Leśnicy patrolują lasy w gminach Przesmyki i Korczew w powiecie siedleckim. Powodem są kradzieże drewna do których dochodzi na terenach prywatnych. Sprawdzane są też tereny Puszczy Kozienickiej.
RDC
- Monitorujemy ten temat, przyglądam się jemu. Podobne sygnały dostaliśmy w poprzednich miesiącach z gminy Wodynie. Tam także były patrole z naszej strony - tłumaczy zastępca nadleśniczego nadleśnictwa Siedlce, Michał Dziedzic.

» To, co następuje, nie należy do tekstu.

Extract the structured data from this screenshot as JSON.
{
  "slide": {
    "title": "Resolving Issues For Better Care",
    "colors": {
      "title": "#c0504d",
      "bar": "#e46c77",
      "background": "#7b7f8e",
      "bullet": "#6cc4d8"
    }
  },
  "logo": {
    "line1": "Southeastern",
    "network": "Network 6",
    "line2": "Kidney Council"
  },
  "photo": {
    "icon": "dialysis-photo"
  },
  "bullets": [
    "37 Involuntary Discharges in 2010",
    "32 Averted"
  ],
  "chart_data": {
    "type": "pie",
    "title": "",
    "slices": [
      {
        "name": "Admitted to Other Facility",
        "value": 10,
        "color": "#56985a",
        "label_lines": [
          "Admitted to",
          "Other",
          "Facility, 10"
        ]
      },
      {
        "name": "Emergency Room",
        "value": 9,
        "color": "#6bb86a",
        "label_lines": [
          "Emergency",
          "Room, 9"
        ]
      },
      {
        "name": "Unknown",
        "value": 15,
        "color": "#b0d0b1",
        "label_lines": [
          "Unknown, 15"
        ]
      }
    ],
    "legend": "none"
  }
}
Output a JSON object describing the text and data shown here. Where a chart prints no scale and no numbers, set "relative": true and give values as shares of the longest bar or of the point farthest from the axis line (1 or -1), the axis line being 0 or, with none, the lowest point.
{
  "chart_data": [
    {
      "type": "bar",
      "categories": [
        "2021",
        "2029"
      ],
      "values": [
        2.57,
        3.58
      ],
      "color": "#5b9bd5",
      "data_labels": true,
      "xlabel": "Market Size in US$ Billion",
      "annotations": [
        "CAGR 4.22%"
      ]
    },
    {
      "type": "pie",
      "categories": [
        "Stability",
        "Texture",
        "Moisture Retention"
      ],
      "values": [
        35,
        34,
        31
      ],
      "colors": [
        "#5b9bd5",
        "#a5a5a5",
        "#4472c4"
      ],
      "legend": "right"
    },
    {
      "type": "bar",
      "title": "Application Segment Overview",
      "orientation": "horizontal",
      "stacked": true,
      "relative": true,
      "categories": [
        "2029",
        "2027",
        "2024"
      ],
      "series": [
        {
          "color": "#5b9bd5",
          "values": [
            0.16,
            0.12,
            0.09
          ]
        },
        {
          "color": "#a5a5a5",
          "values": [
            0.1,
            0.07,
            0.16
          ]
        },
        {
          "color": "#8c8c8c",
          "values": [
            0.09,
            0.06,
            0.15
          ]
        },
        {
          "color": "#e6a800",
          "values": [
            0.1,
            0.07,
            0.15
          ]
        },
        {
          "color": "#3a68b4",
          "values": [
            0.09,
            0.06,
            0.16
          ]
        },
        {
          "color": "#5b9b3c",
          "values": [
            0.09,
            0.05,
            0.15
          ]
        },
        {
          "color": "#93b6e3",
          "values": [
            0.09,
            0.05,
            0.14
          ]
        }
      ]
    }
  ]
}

Tylko w okresie od marca do czerwca siedlecka policja przyjęła kilkanaście zgłoszeń dotyczących kradzieży w lasach.
- Straty osób poszkodowanych to są kwoty od kilku do do nawet 25 tysięcy zł. Postępowania w każdej z tych spraw zostały wszczęte, ale bardzo trudno jest ustalić sprawcę czynu. Dwa zgłoszenia znalazły swój finał w sądzie - mówi rzeczniczka komendy w Siedlcach, Agnieszka Świerczewska.
Funkcjonariusze wykorzystują m.in. foto pułapki i noktowizory.
Kontrole w innych lasach
Policjanci i strażnicy leśni prewencyjnie patrolują także Puszczę Kozienicką.
- Ich obecność ma odstraszyć złodziei drewna i wandali - mówi podkomisarz Ilona Tarczyńska z Komendy Powiatowej Policji w Kozienicach. - Wspólne działania prewencyjne mają między innymi zapobiec nielegalnej wycince drzew, kradzieży drzewa z lasu, a także podpaleniom - dodaje.
Kradzież drewna jest traktowana jak zwykła kradzież. Grozi za nią do 5 lat pozbawienia wolności. Jeśli osoba zostanie skazana sąd może orzec również nawiązkę na rzecz poszkodowanego.